In the past year, alleged assaults on passengers by Uber drivers in San Francisco, Chicago, Boston, and other cities have called into question whether Uber’s employment screening procedures are keeping their customers safe. As allegations of driver misconduct mount, a growing consensus has emerged: Private background checks are not good enough. Uber, like most companies, currently screens job applicants using background checks run by private consumer reporting agencies (CRAs). These checks are compiled through manual searches of local court records.
Recent lawsuits, including one brought by prosecutors in California, have proposed that Uber could improve its background checks by fingerprinting job applicants and accessing criminal history information from the California Department of Justice (DOJ) and FBI criminal history databases. Unsurprisingly, the Taxicab, Limousine & Paratransit Association, whose members compete with Uber and are themselves subject to fingerprint-based screening, also supports this proposal. And now, even members of the U.S. Congress are demanding that companies like Uber adopt fingerprint-based background checks.

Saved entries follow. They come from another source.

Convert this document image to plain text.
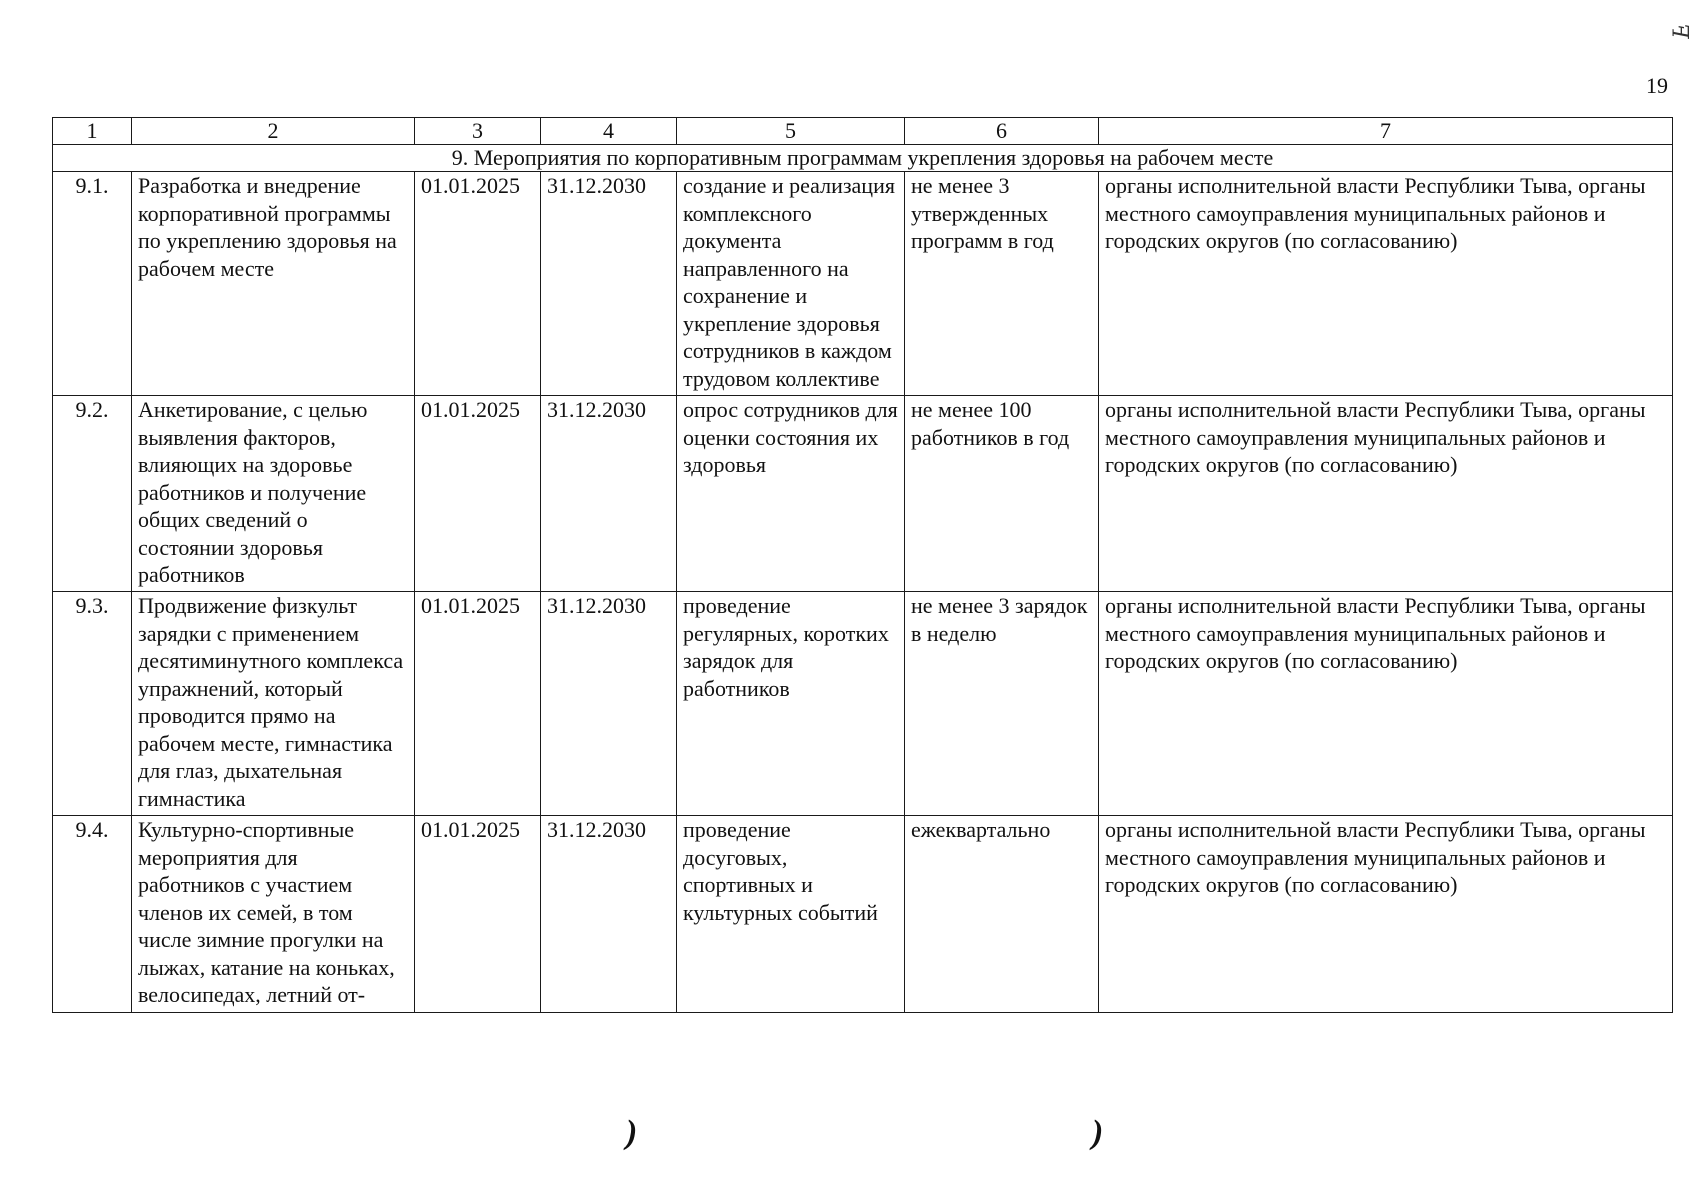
ꟻ
19
1	2	3	4	5	6	7
9. Мероприятия по корпоративным программам укрепления здоровья на рабочем месте						
9.1.	Разработка и внедрение корпоративной программы по укреплению здоровья на рабочем месте	01.01.2025	31.12.2030	создание и реализация комплексного документа направленного на сохранение и укрепление здоровья сотрудников в каждом трудовом коллективе	не менее 3 утвержденных программ в год	органы исполнительной власти Республики Тыва, органы местного самоуправления муниципальных районов и городских округов (по согласованию)
9.2.	Анкетирование, с целью выявления факторов, влияющих на здоровье работников и получение общих сведений о состоянии здоровья работников	01.01.2025	31.12.2030	опрос сотрудников для оценки состояния их здоровья	не менее 100 работников в год	органы исполнительной власти Республики Тыва, органы местного самоуправления муниципальных районов и городских округов (по согласованию)
9.3.	Продвижение физкульт зарядки с применением десятиминутного комплекса упражнений, который проводится прямо на рабочем месте, гимнастика для глаз, дыхательная гимнастика	01.01.2025	31.12.2030	проведение регулярных, коротких зарядок для работников	не менее 3 зарядок в неделю	органы исполнительной власти Республики Тыва, органы местного самоуправления муниципальных районов и городских округов (по согласованию)
9.4.	Культурно-спортивные мероприятия для работников с участием членов их семей, в том числе зимние прогулки на лыжах, катание на коньках, велосипедах, летний от-	01.01.2025	31.12.2030	проведение досуговых, спортивных и культурных событий	ежеквартально	органы исполнительной власти Республики Тыва, органы местного самоуправления муниципальных районов и городских округов (по согласованию)
)	)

At first glance, the push towards fingerprinting job applicants seems to make sense. And of course, Uber should seek to increase customer safety through sound background check policies. But the intense focus on fingerprinting is grounded in two faulty assumptions: First, that fingerprint-based background checks are orders of magnitude more accurate than private ones (they’re not). And second, that evidence of past criminal history is always a strong indicator that a job applicant will engage in misconduct on the job (it’s not). In fact, the debate on which type of background check is the “gold standard” diverts attention from a more pervasive problem in the workplace—namely, the indiscriminate (and potentially unlawful) use of criminal history information to deny jobs to qualified workers.